Inscrire à la bibliothèque municipale et s'y rendre
Abonner à une revue ou lui en acheter régulièrement
Se montrer parent-lecteur
Montrer l'utilité de lire dans le quotidien (recette, annuaire, internet…)
Accepter de les laisser lire n'importe quel livre

4. Conclusion
Dans tous les cas, c'est la régularité de l'activité qui compte. Quand on est un « lecteur en approfondissement », il ne s'agit pas d'instaurer des techniques d'explication de textes trop complexes mais il faut que les enfants lisent, lisent encore afin de s'imprégner de la riche culture de la littérature jeunesse.

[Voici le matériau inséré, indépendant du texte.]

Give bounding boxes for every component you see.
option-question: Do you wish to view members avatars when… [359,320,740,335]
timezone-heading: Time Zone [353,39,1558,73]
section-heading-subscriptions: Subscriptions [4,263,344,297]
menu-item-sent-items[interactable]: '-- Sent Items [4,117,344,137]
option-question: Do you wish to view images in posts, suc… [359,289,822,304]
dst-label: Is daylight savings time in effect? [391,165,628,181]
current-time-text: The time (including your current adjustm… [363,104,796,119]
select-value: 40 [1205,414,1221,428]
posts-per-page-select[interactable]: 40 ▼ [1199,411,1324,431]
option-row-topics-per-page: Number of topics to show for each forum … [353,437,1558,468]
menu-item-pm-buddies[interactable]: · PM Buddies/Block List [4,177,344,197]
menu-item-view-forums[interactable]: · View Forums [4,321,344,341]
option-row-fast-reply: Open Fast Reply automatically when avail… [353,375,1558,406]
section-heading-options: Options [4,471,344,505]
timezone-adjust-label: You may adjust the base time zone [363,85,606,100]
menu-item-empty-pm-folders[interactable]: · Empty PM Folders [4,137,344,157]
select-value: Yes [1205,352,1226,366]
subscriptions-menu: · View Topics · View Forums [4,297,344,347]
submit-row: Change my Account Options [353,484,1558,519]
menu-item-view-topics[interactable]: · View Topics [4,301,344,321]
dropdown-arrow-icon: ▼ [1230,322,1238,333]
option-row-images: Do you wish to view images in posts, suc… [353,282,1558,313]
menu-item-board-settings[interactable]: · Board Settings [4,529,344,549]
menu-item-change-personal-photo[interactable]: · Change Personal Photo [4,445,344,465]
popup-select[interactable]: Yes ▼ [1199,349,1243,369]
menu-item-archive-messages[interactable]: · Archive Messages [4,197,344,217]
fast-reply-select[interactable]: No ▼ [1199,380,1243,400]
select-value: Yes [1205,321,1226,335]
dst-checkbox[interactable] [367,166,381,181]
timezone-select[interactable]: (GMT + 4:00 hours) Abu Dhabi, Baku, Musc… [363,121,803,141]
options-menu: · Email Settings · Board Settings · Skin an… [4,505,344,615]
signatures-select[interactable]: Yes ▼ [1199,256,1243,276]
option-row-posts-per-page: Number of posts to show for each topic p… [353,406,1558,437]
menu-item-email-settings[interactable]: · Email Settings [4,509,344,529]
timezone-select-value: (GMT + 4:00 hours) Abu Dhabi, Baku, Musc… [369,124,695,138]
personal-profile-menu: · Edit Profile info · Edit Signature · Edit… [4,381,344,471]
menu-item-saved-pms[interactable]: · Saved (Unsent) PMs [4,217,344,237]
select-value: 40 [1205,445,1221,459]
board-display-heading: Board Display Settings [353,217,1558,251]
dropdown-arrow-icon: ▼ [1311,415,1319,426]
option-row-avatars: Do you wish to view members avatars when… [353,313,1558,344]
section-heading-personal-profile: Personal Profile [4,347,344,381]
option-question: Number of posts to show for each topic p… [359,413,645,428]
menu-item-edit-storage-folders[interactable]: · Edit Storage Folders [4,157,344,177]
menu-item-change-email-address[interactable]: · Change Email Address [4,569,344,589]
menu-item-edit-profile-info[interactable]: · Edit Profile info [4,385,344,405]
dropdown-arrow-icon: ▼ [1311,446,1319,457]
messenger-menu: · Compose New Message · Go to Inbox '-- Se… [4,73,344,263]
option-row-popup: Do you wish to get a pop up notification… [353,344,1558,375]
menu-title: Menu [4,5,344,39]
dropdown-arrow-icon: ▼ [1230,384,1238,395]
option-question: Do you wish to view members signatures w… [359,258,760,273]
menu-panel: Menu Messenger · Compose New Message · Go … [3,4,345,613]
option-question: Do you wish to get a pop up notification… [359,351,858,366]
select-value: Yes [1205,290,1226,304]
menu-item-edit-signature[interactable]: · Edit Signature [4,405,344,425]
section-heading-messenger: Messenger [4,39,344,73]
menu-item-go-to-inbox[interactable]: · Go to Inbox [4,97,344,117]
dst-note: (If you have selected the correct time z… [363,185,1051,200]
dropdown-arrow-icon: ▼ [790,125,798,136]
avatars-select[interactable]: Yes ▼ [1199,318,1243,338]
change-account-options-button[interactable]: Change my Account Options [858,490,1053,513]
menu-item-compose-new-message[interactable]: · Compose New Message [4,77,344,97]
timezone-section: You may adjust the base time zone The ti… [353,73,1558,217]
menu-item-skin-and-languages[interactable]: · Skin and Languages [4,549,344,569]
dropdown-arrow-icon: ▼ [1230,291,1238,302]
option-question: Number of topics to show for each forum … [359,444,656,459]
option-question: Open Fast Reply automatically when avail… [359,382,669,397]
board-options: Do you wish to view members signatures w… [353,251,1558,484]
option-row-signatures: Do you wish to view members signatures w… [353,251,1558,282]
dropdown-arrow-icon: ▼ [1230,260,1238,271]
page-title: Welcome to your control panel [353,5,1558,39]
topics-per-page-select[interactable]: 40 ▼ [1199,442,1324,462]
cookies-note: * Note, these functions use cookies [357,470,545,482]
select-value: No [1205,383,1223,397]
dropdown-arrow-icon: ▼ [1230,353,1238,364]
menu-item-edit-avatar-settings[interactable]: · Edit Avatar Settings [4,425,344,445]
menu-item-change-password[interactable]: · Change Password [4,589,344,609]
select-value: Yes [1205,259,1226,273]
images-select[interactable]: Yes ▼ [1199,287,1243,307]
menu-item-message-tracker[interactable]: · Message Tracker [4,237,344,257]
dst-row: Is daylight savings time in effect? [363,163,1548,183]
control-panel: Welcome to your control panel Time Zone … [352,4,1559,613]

« C'est sur la base de multiples lectures que peuvent se développer des débats sur les grands problèmes et que les élèves découvriront le plaisir de dire les textes qui les ont marqués ou de prolonger, par l'écrit, le plaisir qu'ils ont eu à les fréquenter ». Instructions officielles 2002.
La 1ère nécessité pour donner le goût de lire aux élèves est de faire en sorte qu'ils découvrent leurs propres motivations à lire.
N'oublions pas qu'en tant qu'enseignant, nous n'apprenons pas à lire ou à aimer lire à nos élèves (apprendre entendu comme enseigner), ce sont eux qui s'apprennent avec notre aide, qui trouvent leurs propres cheminements. Nous sommes ce que l'on appelle des médiateurs.
Les adultes bons lecteurs ne comprennent pas toujours l'enfant qui n'aime pas lire, celui ci les inquiète et les désole. Il est absolument indispensable d'être vigilant et de veiller à ce que le plaisir presque sensuel de lire qu'éprouve l'enfant de maternelle ne soit pas étouffé par la suite.
Des pistes peuvent être trouvées en fonction de la personnalité de chaque enfant et grâce à un dialogue entre tous les adultes qui gravitent autour de lui.
Il peut y avoir un paradoxe à associer lecture et plaisir à l'école. La lecture est avant tout une expérience individuelle et libre. Elle s'accommode assez aux choix autoritaires imposés par autrui.
Ainsi donc, nous devons accepter de ne pas exploiter tout ce que lisent les élèves dans l'enceinte de notre classe, leur laisser un indispensable espace de liberté tout en leur faisant découvrir ce qu'ils ne liraient pas spontanément.
Ainsi, nous les enseignants avons bien sûr un rôle essentiel à jouer dans le rapport que les enfants développent avec les livres mais je reste persuadée que l'amour de la lecture ne s'enseigne pas, il se transmet et se partage.
Je terminerai sur cette citation : comme on le dit c'est en forgeant que l'on devient forgeron et bien « c'est en lisant que l'on devient liseron ».